One thing missing is that the 2019 season was so full that ten episodes were not enough to cover everything and everyone and this was also something criticized in the first season. Moreover, once again the episodes are not chronologically ranked – they’re more topic related. For instance, there were two full episodes on Racing Point F1 story in the first season, while they were never mentioned in season two, not the team and not the two drivers.
Season two consists of ten episodes featuring the following events:
Episode 1: “Lights Out”
This episode mainly focuses on Haas, Renault, and Red Bull, from their performance last season, pre-season and the season start. Lots of Günther Steiner.

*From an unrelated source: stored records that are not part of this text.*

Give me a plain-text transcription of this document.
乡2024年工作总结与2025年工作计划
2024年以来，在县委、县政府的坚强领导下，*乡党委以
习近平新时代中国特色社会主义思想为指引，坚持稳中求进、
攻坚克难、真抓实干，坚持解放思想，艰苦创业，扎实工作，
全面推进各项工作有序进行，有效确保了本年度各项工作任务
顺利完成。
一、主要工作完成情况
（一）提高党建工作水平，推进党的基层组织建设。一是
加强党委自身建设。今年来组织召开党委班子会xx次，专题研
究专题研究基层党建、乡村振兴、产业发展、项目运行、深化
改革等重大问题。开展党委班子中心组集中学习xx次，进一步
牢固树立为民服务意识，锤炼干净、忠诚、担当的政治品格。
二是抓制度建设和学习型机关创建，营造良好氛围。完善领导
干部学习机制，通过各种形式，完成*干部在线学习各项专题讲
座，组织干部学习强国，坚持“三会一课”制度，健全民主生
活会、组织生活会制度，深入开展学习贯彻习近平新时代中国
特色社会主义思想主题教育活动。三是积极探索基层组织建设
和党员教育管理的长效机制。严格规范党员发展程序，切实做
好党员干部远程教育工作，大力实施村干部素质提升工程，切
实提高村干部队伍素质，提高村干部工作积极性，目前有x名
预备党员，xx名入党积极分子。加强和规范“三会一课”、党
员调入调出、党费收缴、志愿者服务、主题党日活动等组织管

Episode 2: “Boiling Point”
This episode mainly focuses on Haas, the lack of performance, the future and the controversy around their title sponsors, Rich Energy Drinks.
Episode 3: “Dogfight”
This episode is full of McLaren and Carlos Sainz. It focuses on how he became the key player who pushes the team ahead.
Episode 4: “Dark Days”
This episode is the first heavy one. It revolves around the loss of Niki Lauda and how he was a key aspect during the creation of this successful Mercedes team. The episode also shows the catastrophic performance of the Mercedes team during the German GP.
Episode 5: “Great Expectations”
This episode can be depressing in terms of failure and self-doubt. The story is about Pierre Gasly and his relationship with Christian Horner and the Red Bull team, as well as his struggle and behind the scenes discussions about his replacement during the middle of the season.
Episode 6: “Raging Bulls”
This episode is one of the hardest to watch along with episode 4. Although the episode mainly focuses on Alex Albon and his promotion to Red Bull, it also includes the crash at SPA.
Episode 7: “Seeing Red”
This episode is all red. If you are a Tifosi, this episode is all for you as it features the rivalry between Charles Leclerc and Sebastian Vettel. They explain what it means to drive for Ferrari.
Episode 8: “Musical Chairs”
This episode is mainly on Hülkenberg and the Renault seat for 2020. It reveals that there was a deal between the team and Nico Hülkenberg, which makes the crash at German GP sadder and more dramatic.
Episode 9: “Blood, Sweat, Tears”
This episode is all Williams and it justifies the horrible season they had in 2019. Williams is in a mess even before the testing. It emerges that they don’t even have wheel nuts. It is hard to watch as you wonder how this happened in the first place.
Episode 10: “Checkered Flag”
This episode is like a summary of the whole season and the story mainly revolves around Sainz and Gasly’s podium finishes and the rivalry between McLaren and Renault for the 4th place in the championship.